Teropongindonesuanews.com
TAPANULI SELATAN – Suasana di Kantor Dinas Kesehatan (Dinkes) Kabupaten Tapanuli Selatan (Tapsel) mendadak memanas pada Selasa (14/10/2025).
Puluhan massa dari perkumpulan Waktu Indonesia Bergerak (WIB) menggelar aksi unjuk rasa menuntut aparat penegak hukum (APH) untuk segera mengusut dugaan praktik monopoli proyek di lingkungan Dinkes yang disebut-sebut melibatkan oknum pejabat dan pihak yang dekat dengan Bupati Tapsel.
Koordinator WIB Tapsel, Burhanuddin Hutasuhut, dalam orasinya menyampaikan bahwa pihaknya menemukan adanya dugaan bagi-bagi proyek secara tidak adil oleh Sekretaris Dinkes Tapsel kepada seorang kontraktor bernama Gong Matua Raja Nasution, yang disebut merupakan tim sukses Bupati Tapsel pada Pilkada 2024 lalu.
“Kami menduga ada permainan kotor di Dinas Kesehatan. Proyek yang seharusnya dibagikan secara merata kepada para kontraktor lokal, justru dikuasai oleh satu pihak yang punya kedekatan politik dengan kepala daerah,” tegas Burhanuddin dalam orasinya di hadapan awak media.
Ia menilai tindakan tersebut telah menyalahi Peraturan Presiden (Perpres) Nomor 16 Tahun 2018 tentang Pengadaan Barang dan Jasa Pemerintah, yang secara tegas mengatur prinsip transparansi, akuntabilitas, efisiensi, dan persaingan sehat dalam setiap proses pengadaan.
Lebih lanjut, WIB mendesak Kejaksaan Negeri dan Polres Tapanuli Selatan agar segera turun tangan melakukan penyelidikan terhadap dugaan penyalahgunaan wewenang tersebut.
“Jika benar ada indikasi intervensi politik dalam pembagian proyek, maka ini sudah mencederai semangat reformasi birokrasi dan mencoreng integritas pemerintahan daerah,” ujar Burhanuddin.
Aksi unjuk rasa yang mendapat pengawalan ketat aparat kepolisian itu sempat menyita perhatian pegawai dan masyarakat sekitar kantor Dinkes.
Massa WIB juga membawa spanduk dan poster bernada kecaman, di antaranya bertuliskan “Usut Mafia Proyek Dinkes Tapsel” dan “Bupati Harus Tegas Bersihkan Pejabat Bermain Proyek”.
Dalam aksi tersebut, perwakilan Pemerintah Kabupaten Tapanuli Selatan melalui Staf Ahli Bupati Bidang Organisasi dan Pemerintahan, Ali Akbar Hutasuhut, sempat menemui massa dan menegaskan bahwa aspirasi serta tuntutan WIB akan segera disampaikan kepada Bupati Tapsel untuk ditindaklanjuti.

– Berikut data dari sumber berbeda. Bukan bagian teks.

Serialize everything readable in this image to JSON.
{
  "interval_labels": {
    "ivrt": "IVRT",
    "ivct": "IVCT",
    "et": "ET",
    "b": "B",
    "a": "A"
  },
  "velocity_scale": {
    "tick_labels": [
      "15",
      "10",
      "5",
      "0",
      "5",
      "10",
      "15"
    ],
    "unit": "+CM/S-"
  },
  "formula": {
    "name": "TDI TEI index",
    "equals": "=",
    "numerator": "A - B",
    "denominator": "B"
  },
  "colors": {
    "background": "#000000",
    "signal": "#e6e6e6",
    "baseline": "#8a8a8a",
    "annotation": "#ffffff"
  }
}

“Kami menerima aspirasi rekan-rekan WIB dan akan menyampaikannya kepada pimpinan. Pemerintah daerah tentu mendukung setiap langkah pengawasan publik yang konstruktif,” ujar Ali Akbar di hadapan pengunjuk rasa.
Hingga berita ini diturunkan, pihak Dinas Kesehatan Tapanuli Selatan belum memberikan keterangan resmi terkait tudingan yang dilayangkan oleh WIB.
Sementara itu, Burhanuddin menegaskan bahwa pihaknya akan terus mengawal kasus ini hingga tuntas demi tegaknya keadilan dan bersihnya birokrasi di Tapanuli Selatan.